Sambazon, Inc.
- Industry: Food products, Drinks
- Founded: 2000; 26 years ago
- Products: Acai pulp; acai juice;
- Website: http://sambazon.com

= Sambazon =

American food and beverage producer

Sambazon, Inc. is a privately held American company based in San Clemente, California and founded in 2000. The company makes and sells açaí-based food and beverages. Its açaì-based smoothies, juices, and other Sambazon smoothies are sold in packages.

==History==

Sambazon was founded in 2000 by Ryan Black, Edmund Nichols and Jeremy Black, following a trip to Brazil where they experienced their first açaí bowls. Credited for introducing açaí to the US, the company started by selling frozen açaí pulp to juice bars in southern California, but now has distribution networks across the US, Japan, Korea, Taiwan, Mexico and Canada. In 2005, Sambazon built its own açaí manufacturing plant in Brazil, establishing an organic, vertically-integrated supply chain for the berries.

== Litigation ==
The Brazil Federal Public Ministry (MPF) in Amapá accused Sambazon and its CEO for exploiting the genetic heritage of açaí without the authorization of the Management and Genetic Heritage Council (Cgen). Judicially, the MPF issued a fine of more than R $ 70 million in compensation for material damages to the environment and collective moral damages. The MPF also ordered the company to stop using Brazilian açaí in its products until it obtained regular registration with Cgen.

==Sustainability==
Sambazon operates as a triple bottom line business (whereby success is measured economically, socially and environmentally), and has worked closely with local and international NGOs, including The Nature Conservancy, World Wildlife Fund, Peabiru Institute, Amapa and Para State Federal Universities and more, to preserve the Amazon rainforest, ensure that their açaí berries are sustainably harvested, and that farmers are paid fair wages.
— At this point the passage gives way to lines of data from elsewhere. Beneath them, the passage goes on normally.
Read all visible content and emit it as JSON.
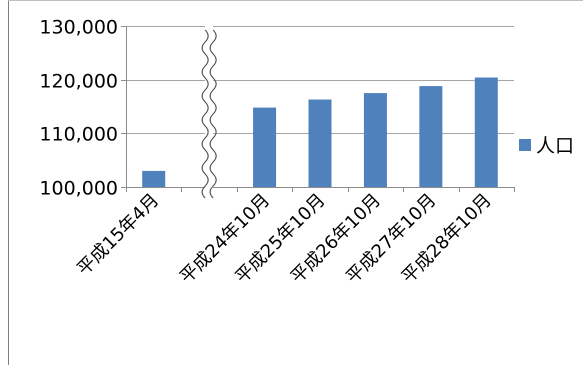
{
  "chart_data": {
    "type": "bar",
    "categories": [
      "平成15年4月",
      "",
      "平成24年10月",
      "平成25年10月",
      "平成26年10月",
      "平成27年10月",
      "平成28年10月"
    ],
    "values": [
      103000,
      null,
      114800,
      116300,
      117500,
      118800,
      120400
    ],
    "ylim": [
      100000,
      130000
    ],
    "y_ticks": [
      100000,
      110000,
      120000,
      130000
    ],
    "y_tick_labels": [
      "100,000",
      "110,000",
      "120,000",
      "130,000"
    ],
    "grid": true,
    "axis_break": "between 平成15年4月 and 平成24年10月",
    "legend_position": "right",
    "series": [
      {
        "name": "人口",
        "color": "#4F81BD"
      }
    ]
  }
}
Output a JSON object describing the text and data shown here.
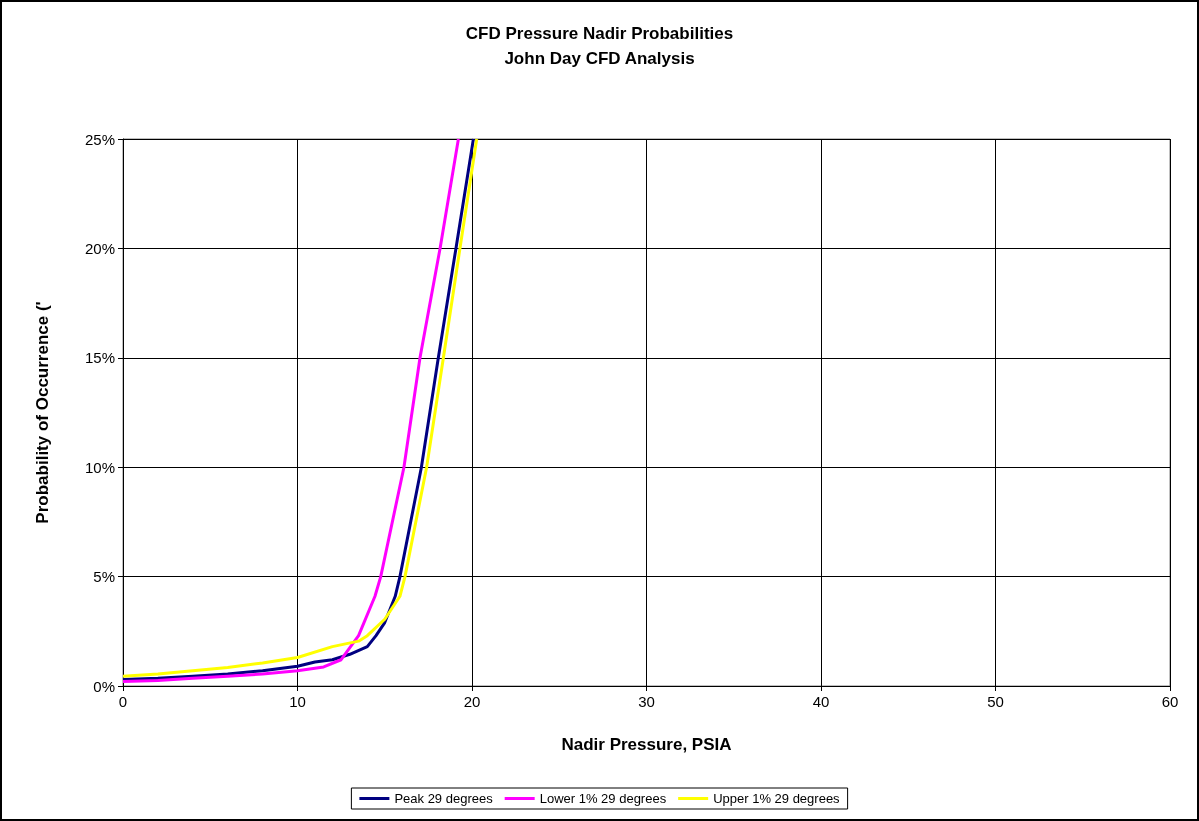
{
  "chart_data": {
    "type": "line",
    "title": "CFD Pressure Nadir Probabilities",
    "subtitle": "John Day CFD Analysis",
    "xlabel": "Nadir Pressure, PSIA",
    "ylabel": "Probability of Occurrence ('",
    "xlim": [
      0,
      60
    ],
    "xticks": [
      0,
      10,
      20,
      30,
      40,
      50,
      60
    ],
    "ylim": [
      0,
      25
    ],
    "yticks": [
      {
        "value": 0,
        "label": "0%"
      },
      {
        "value": 5,
        "label": "5%"
      },
      {
        "value": 10,
        "label": "10%"
      },
      {
        "value": 15,
        "label": "15%"
      },
      {
        "value": 20,
        "label": "20%"
      },
      {
        "value": 25,
        "label": "25%"
      }
    ],
    "grid": true,
    "legend": "bottom",
    "marker": "none",
    "line_style": "solid",
    "series": [
      {
        "name": "Peak 29 degrees",
        "color": "#000080",
        "x": [
          0,
          2,
          4,
          6,
          8,
          10,
          11,
          12,
          13,
          14,
          14.5,
          15,
          15.6,
          15.87,
          17.1,
          18.07,
          19.08,
          20.08
        ],
        "values": [
          0.3,
          0.35,
          0.45,
          0.55,
          0.7,
          0.9,
          1.1,
          1.2,
          1.45,
          1.8,
          2.3,
          2.9,
          4.1,
          5,
          10,
          15,
          20,
          25
        ]
      },
      {
        "name": "Lower 1% 29 degrees",
        "color": "#ff00ff",
        "x": [
          0,
          2,
          4,
          6,
          8,
          10,
          11.5,
          12.5,
          13.5,
          14.44,
          14.77,
          16.1,
          17.02,
          18.17,
          19.22
        ],
        "values": [
          0.2,
          0.25,
          0.35,
          0.45,
          0.55,
          0.7,
          0.87,
          1.2,
          2.3,
          4.1,
          5,
          10,
          15,
          20,
          25
        ]
      },
      {
        "name": "Upper 1% 29 degrees",
        "color": "#ffff00",
        "x": [
          0,
          2,
          4,
          6,
          8,
          10,
          12,
          13.5,
          14,
          15,
          15.87,
          16.16,
          17.4,
          18.36,
          19.31,
          20.27
        ],
        "values": [
          0.45,
          0.55,
          0.7,
          0.85,
          1.05,
          1.3,
          1.8,
          2.05,
          2.3,
          3.05,
          4.1,
          5,
          10,
          15,
          20,
          25
        ]
      }
    ]
  }
}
Sambazon also founded the Sustainable Amazon Partnership (SAP) “to promote lasting sustainable management of the Brazilian Amazon, while improving the conditions of indigenous people through creative marketing of the açaí fruit,” and works to encourage environmental stewardship, stimulate biodiverse agro-forestry systems, and provide alternatives to logging, cattle, soy, and monoculture plantations through the project.

==Awards==
Sambazon is the recipient of several awards, including SELF 2013 Healthy Food Awards; Women’s Health 125 Best Packaged Food Awards 2012; BevNET Best of 2012 Award: Best Smoothie; InterBev: Best Organic Beverage Award 2012; SHAPE Snack Awards 2011; and the United States Secretary of State’s 2006 Award for Corporate Excellence (ACE) – Small-Medium Business Category.